Karlsruher Antifaschist verurteilt

Autonome ProzessbeobachterInnen 26.06.2006 12:29 Themen: Antifa Repression
Ein Karlsruher Antifaschist wurde vom Amtsgericht Rastatt wegen Landfriedensbruchs zu 60 Arbeitsstunden und 2 Jahren Bewährung wegen eines Überfalls auf einen NPD-Stand im Juni 2005 verurteilt. Der Hauptbelastungszeuge Sven "Prolo" P., ein bei der Tat verhafteter ehemaliger Linker, erschien nicht vor Gericht - sein Verfahren wurde wegen seiner Denunziationen und seiner Teilnahme am Täter-Opfer-Ausgleich eingestellt. Die entscheidende Vernehmung von P. war nicht in den Prozessakten.
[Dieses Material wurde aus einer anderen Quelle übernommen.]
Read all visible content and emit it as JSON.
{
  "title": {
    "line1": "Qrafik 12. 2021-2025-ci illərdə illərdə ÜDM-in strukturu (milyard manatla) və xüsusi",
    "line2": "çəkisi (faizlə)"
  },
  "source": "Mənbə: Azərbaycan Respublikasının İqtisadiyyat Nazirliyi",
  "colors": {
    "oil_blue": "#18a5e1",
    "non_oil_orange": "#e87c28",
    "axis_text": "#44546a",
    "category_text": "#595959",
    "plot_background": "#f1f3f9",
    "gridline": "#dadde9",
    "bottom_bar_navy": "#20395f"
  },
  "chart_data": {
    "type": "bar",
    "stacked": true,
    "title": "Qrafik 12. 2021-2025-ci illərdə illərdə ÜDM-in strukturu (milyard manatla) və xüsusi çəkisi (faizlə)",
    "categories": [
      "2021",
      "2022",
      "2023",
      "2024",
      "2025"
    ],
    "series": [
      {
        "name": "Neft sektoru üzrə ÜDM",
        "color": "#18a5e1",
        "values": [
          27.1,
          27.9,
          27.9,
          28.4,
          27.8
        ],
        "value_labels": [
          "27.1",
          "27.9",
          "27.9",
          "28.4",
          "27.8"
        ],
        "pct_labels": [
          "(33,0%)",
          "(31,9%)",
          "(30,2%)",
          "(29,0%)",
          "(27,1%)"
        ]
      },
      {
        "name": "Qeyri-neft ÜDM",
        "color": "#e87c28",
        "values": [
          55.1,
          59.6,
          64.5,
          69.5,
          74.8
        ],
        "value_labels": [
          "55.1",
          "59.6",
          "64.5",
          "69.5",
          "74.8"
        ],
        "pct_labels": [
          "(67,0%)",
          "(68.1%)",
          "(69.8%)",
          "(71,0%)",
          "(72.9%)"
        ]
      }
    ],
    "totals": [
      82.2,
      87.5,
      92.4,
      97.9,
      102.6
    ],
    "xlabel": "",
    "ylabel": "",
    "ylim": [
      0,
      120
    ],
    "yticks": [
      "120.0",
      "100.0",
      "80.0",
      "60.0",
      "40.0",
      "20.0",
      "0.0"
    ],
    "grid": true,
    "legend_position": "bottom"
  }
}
Dies ist die zensierte Version des Artikels, nachdem die Originalversion von Indymedia versteckt wurde. Detaillierte Informationen können bei den üblichen Verdächtigen erfragt werden.
Am Dienstag, den 13. Juni, und Freitag, den 23. Juni, fand vor der Jugendkammer des Amtsgericht Rastatt ein Prozess gegen einen Genossen vor einem Richter und zwei SchöffInnen statt. Dabei wurden zwei verschiedene Komplexe zusammengefasst:

(1) Ein Überfall auf einen NPD-Stand in Kaiserslautern am Samstag, den 04.06.2005.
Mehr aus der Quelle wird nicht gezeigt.